The film received positive reviews from critics. The review aggregator website Rotten Tomatoes reported that 78% of critics gave the film a positive rating, based on 148 reviews, with an average score of 6.6/10. Its consensus states "The Best Exotic Marigold Hotel isn't groundbreaking storytelling, but it's a sweet story about the senior set featuring a top-notch cast of veteran actors." On Metacritic, which uses a normalized rating system, the film holds a 62/100 rating, based on 35 reviews, indicating "generally favorable reviews".
Mick LaSalle of the San Francisco Chronicle remarked that the film was "a rare reminder from movies that the grand emotions are not only for the young and the middle-aged", citing it "too well made to be dismissed and contains too much truth to be scorned." Roger Ebert, writing for the Chicago Sun-Times, gave The Best Exotic Marigold Hotel three and a half out of four stars. He declared the film "a charming, funny and heartwarming movie [and] a smoothly crafted entertainment that makes good use of seven superb veterans." Claudia Puig from USA Today called it "a refreshing, mature fairy tale with a top-notch ensemble cast." While she felt the film was "about 15 minutes too long", she summarized it as "a delightful, droll and entertaining comedy of manners with an estimable cast" and an "ideal low-tech alternative to the special-effects laden" film projects of 2012.

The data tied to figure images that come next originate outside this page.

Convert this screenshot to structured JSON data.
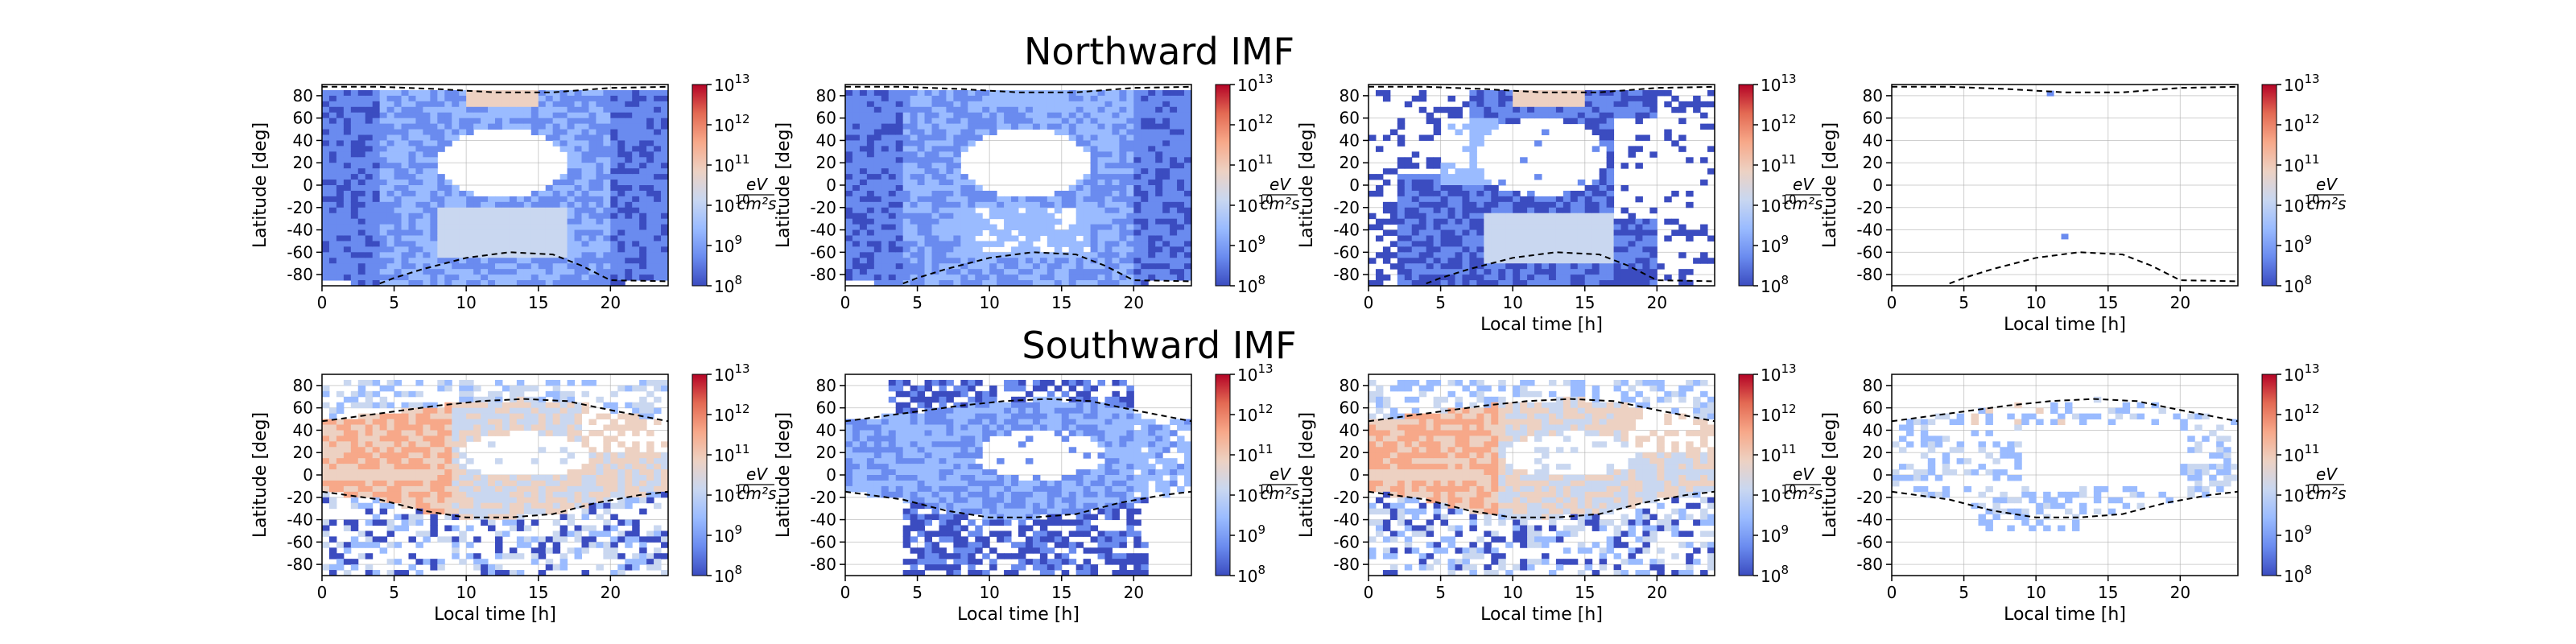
{
  "figure": {
    "row_titles": [
      "Northward IMF",
      "Southward IMF"
    ]
  },
  "chart_data": [
    {
      "type": "heatmap",
      "row": 0,
      "col": 0,
      "xlabel": "",
      "ylabel": "Latitude [deg]",
      "xlim": [
        0,
        24
      ],
      "ylim": [
        -90,
        90
      ],
      "x_ticks": [
        0,
        5,
        10,
        15,
        20
      ],
      "y_ticks": [
        -80,
        -60,
        -40,
        -20,
        0,
        20,
        40,
        60,
        80
      ],
      "grid": true,
      "pattern": "north-dense",
      "boundary_upper": "north",
      "boundary_lower": "south-north"
    },
    {
      "type": "heatmap",
      "row": 0,
      "col": 1,
      "xlabel": "",
      "ylabel": "Latitude [deg]",
      "xlim": [
        0,
        24
      ],
      "ylim": [
        -90,
        90
      ],
      "x_ticks": [
        0,
        5,
        10,
        15,
        20
      ],
      "y_ticks": [
        -80,
        -60,
        -40,
        -20,
        0,
        20,
        40,
        60,
        80
      ],
      "grid": true,
      "pattern": "north-dense-low",
      "boundary_upper": "north",
      "boundary_lower": "south-north"
    },
    {
      "type": "heatmap",
      "row": 0,
      "col": 2,
      "xlabel": "Local time [h]",
      "ylabel": "Latitude [deg]",
      "xlim": [
        0,
        24
      ],
      "ylim": [
        -90,
        90
      ],
      "x_ticks": [
        0,
        5,
        10,
        15,
        20
      ],
      "y_ticks": [
        -80,
        -60,
        -40,
        -20,
        0,
        20,
        40,
        60,
        80
      ],
      "grid": true,
      "pattern": "north-sparse",
      "boundary_upper": "north",
      "boundary_lower": "south-north"
    },
    {
      "type": "heatmap",
      "row": 0,
      "col": 3,
      "xlabel": "Local time [h]",
      "ylabel": "Latitude [deg]",
      "xlim": [
        0,
        24
      ],
      "ylim": [
        -90,
        90
      ],
      "x_ticks": [
        0,
        5,
        10,
        15,
        20
      ],
      "y_ticks": [
        -80,
        -60,
        -40,
        -20,
        0,
        20,
        40,
        60,
        80
      ],
      "grid": true,
      "pattern": "north-empty",
      "boundary_upper": "north",
      "boundary_lower": "south-north",
      "cells": [
        {
          "x": 11,
          "y": 82
        },
        {
          "x": 12,
          "y": -46
        }
      ]
    },
    {
      "type": "heatmap",
      "row": 1,
      "col": 0,
      "xlabel": "Local time [h]",
      "ylabel": "Latitude [deg]",
      "xlim": [
        0,
        24
      ],
      "ylim": [
        -90,
        90
      ],
      "x_ticks": [
        0,
        5,
        10,
        15,
        20
      ],
      "y_ticks": [
        -80,
        -60,
        -40,
        -20,
        0,
        20,
        40,
        60,
        80
      ],
      "grid": true,
      "pattern": "south-dense",
      "boundary_upper": "south-upper",
      "boundary_lower": "south-lower"
    },
    {
      "type": "heatmap",
      "row": 1,
      "col": 1,
      "xlabel": "Local time [h]",
      "ylabel": "Latitude [deg]",
      "xlim": [
        0,
        24
      ],
      "ylim": [
        -90,
        90
      ],
      "x_ticks": [
        0,
        5,
        10,
        15,
        20
      ],
      "y_ticks": [
        -80,
        -60,
        -40,
        -20,
        0,
        20,
        40,
        60,
        80
      ],
      "grid": true,
      "pattern": "south-low",
      "boundary_upper": "south-upper",
      "boundary_lower": "south-lower"
    },
    {
      "type": "heatmap",
      "row": 1,
      "col": 2,
      "xlabel": "Local time [h]",
      "ylabel": "Latitude [deg]",
      "xlim": [
        0,
        24
      ],
      "ylim": [
        -90,
        90
      ],
      "x_ticks": [
        0,
        5,
        10,
        15,
        20
      ],
      "y_ticks": [
        -80,
        -60,
        -40,
        -20,
        0,
        20,
        40,
        60,
        80
      ],
      "grid": true,
      "pattern": "south-dense",
      "boundary_upper": "south-upper",
      "boundary_lower": "south-lower"
    },
    {
      "type": "heatmap",
      "row": 1,
      "col": 3,
      "xlabel": "Local time [h]",
      "ylabel": "Latitude [deg]",
      "xlim": [
        0,
        24
      ],
      "ylim": [
        -90,
        90
      ],
      "x_ticks": [
        0,
        5,
        10,
        15,
        20
      ],
      "y_ticks": [
        -80,
        -60,
        -40,
        -20,
        0,
        20,
        40,
        60,
        80
      ],
      "grid": true,
      "pattern": "south-sparse",
      "boundary_upper": "south-upper",
      "boundary_lower": "south-lower"
    }
  ],
  "colorbar": {
    "scale": "log",
    "range": [
      100000000.0,
      10000000000000.0
    ],
    "tick_labels": [
      "10^8",
      "10^9",
      "10^10",
      "10^11",
      "10^12",
      "10^13"
    ],
    "unit_numerator": "eV",
    "unit_denominator": "cm²s",
    "colormap": "coolwarm",
    "colors": [
      "#3b4cc0",
      "#6a8bef",
      "#9abbff",
      "#c9d7f0",
      "#edd1c2",
      "#f7a889",
      "#e36a53",
      "#b40426"
    ]
  },
  "boundaries": {
    "north": [
      [
        0,
        88
      ],
      [
        4,
        88
      ],
      [
        8,
        86
      ],
      [
        12,
        83
      ],
      [
        16,
        83
      ],
      [
        20,
        87
      ],
      [
        24,
        88
      ]
    ],
    "south-north": [
      [
        4,
        -88
      ],
      [
        5,
        -83
      ],
      [
        7,
        -75
      ],
      [
        10,
        -65
      ],
      [
        13,
        -60
      ],
      [
        16,
        -62
      ],
      [
        18,
        -72
      ],
      [
        20,
        -85
      ],
      [
        24,
        -86
      ]
    ],
    "south-upper": [
      [
        0,
        48
      ],
      [
        4,
        55
      ],
      [
        8,
        62
      ],
      [
        11,
        66
      ],
      [
        14,
        68
      ],
      [
        17,
        66
      ],
      [
        20,
        58
      ],
      [
        24,
        48
      ]
    ],
    "south-lower": [
      [
        0,
        -15
      ],
      [
        4,
        -22
      ],
      [
        7,
        -32
      ],
      [
        10,
        -38
      ],
      [
        13,
        -38
      ],
      [
        16,
        -35
      ],
      [
        19,
        -25
      ],
      [
        22,
        -18
      ],
      [
        24,
        -15
      ]
    ]
  }
}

Peter Travers from Rolling Stone rated the comedy three out of four stars. He found that "with a lesser cast, the movie would be a lineup of TV-movie clichés. But this is a cast that never makes a false move even when the script settles for formula." Chicago Tribune critic Michael Phillips wrote that "as two-hour tours go, The Best Exotic Marigold Hotel goes smoothly." While he felt that the film focused on "pleasantly predictable story", he noted that the project was one of those films which "are better off concentrating on a reassuring level of actorly craft [than] going easy on the surprises."

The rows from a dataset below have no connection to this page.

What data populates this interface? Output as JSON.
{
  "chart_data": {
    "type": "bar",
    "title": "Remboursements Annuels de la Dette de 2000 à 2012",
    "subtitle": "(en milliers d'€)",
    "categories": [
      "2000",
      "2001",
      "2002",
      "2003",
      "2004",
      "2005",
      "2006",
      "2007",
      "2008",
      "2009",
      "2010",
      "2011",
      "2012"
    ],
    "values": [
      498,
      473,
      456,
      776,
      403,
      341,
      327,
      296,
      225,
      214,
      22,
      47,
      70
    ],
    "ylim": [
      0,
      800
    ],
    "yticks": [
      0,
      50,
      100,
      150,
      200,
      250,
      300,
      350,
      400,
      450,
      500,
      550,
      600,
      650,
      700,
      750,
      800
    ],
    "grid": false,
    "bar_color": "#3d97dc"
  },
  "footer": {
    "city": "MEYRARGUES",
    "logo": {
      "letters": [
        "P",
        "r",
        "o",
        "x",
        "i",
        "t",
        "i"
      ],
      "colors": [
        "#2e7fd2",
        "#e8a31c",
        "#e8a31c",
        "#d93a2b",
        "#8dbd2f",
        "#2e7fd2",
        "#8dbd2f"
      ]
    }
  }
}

Lisa Schwarzbaum of Entertainment Weekly graded the film with a 'B–' rating, summarizing it as a "lulling, happy-face story of retirement-age self-renewal, set in a shimmering, weltering, jewel-colored India", and that it succeeded in selling "something safe and sweet, in a vivid foreign setting, to an underserved share of the moviegoing market." Peter Bradshaw, writing for The Guardian, was more igneous in his 2/5 star review, saying that the film "needs a Stannah chairlift to get it up to any level of watchability, and it is not exactly concerned to do away with condescending stereotypes about old people, or Indian people of any age." Noting the luminous, prolific resumes of the cast he noted "nothing in this insipid story does anything like justice to the cast's combined potential." He went on to opine that the film appeared "oddly like an Agatha Christie thriller with all the pasteboard characters, 2D backstories and foreign locale, but no murder." In further negative reviews, critics from The Guardian and the blog Marshall and the Movies criticized the film for having a colonialist and Orientalist point of view towards India.
At the Cinema Scapes Awards, organised on the sidelines of the 2012 Mumbai Film Festival, the film was honoured with the Best International Film accolade for showcasing Indian filming locations. The film and its cast earned five nominations from the British Independent Film Awards.